Werneck apoia-se no conceito de racismo institucional definido por Stokely Carmichael e Charles Hamilton, como uma “falha coletiva de uma organização em prover um serviço apropriado e profissional às pessoas por causa de sua cor, cultura ou origem étnica” (CARMICHAEL; HAMILTON, 1967, p.4 apud WERNECK, 2016, p.542).

Como observado no transcorrer do texto, pode-se afirmar que em Alagoas a taxa de mortalidade por causas externas é predominante para homens jovens, sobretudo para homens jovens negros. Isso nos leva a pensar a necessidade de um olhar mais amplo para outros aspectos relacionados à condição de vida da população negra.

Desse modo, a política de saúde constitui-se como fator fundamental capaz de identificar as condições de vida da população, a partir da identificação dos fatores condicionantes e determinantes de saúde.
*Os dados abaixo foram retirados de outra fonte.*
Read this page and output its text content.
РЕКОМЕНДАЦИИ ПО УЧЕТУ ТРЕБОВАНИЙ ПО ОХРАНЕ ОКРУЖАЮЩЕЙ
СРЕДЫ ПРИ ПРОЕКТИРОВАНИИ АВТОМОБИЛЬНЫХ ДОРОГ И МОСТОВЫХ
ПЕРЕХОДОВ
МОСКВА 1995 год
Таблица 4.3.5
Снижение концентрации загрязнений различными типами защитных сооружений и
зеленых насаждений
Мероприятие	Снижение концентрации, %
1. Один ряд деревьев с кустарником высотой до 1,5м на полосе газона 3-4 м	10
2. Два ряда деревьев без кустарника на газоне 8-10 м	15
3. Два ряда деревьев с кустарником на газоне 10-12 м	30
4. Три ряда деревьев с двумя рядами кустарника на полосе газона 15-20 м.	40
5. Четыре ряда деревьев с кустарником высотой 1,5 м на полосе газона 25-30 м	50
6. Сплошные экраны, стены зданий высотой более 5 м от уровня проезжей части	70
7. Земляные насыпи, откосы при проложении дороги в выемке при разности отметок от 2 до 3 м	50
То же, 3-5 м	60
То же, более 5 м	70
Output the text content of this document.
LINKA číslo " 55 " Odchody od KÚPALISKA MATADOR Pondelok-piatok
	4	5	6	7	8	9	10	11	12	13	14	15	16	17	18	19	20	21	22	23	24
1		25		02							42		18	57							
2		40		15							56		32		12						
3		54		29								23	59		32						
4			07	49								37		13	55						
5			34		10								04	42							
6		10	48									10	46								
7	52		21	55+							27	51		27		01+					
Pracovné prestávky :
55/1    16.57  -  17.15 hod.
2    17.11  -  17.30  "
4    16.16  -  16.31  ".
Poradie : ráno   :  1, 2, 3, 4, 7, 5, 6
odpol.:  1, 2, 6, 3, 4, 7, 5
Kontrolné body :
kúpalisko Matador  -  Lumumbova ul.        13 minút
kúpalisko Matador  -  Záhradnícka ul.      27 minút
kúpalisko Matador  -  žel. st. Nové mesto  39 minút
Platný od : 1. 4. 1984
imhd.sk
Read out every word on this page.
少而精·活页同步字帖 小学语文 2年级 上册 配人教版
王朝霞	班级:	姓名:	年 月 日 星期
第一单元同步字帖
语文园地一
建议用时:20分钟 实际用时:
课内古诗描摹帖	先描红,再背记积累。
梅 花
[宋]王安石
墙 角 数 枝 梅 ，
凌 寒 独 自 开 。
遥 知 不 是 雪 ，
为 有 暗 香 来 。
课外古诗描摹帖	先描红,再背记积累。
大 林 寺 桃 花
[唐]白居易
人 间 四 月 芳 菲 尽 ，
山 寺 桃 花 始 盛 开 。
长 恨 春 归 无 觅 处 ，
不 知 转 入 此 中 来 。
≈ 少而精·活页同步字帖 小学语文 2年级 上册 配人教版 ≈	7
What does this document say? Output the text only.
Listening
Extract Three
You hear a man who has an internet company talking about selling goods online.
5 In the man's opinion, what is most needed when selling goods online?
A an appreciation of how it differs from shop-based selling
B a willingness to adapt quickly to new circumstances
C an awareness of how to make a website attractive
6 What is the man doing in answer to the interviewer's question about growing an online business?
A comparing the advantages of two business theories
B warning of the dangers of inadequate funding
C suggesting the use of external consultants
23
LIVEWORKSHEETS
[...] modos de vida, trabalho, habitação, ambiente, educação, lazer, cultura, acesso a bens e serviços essenciais, entre outros. Nesse sentido, podemos afirmar que o racismo é o principal determinante social em saúde para a população, já que incide negativamente sobre todos esses fatores que compõem o conceito de saúde. (BRASIL, 2017, p.23).

Diante da análise exposta nos capítulos acima, evidenciamos que os pontos de partida em todas as esferas da vida social para os grupos raciais branco e negro possuem diferenciações. Ao tratar sobre a escolarização, um estudo realizado em 2014 pelo INSTITUTO DE PESQUISA ECONÔMICA APLICADA afirma que as desigualdades entre esses grupos estão conectadas a diversas situações como as condições de renda e o acesso a bens.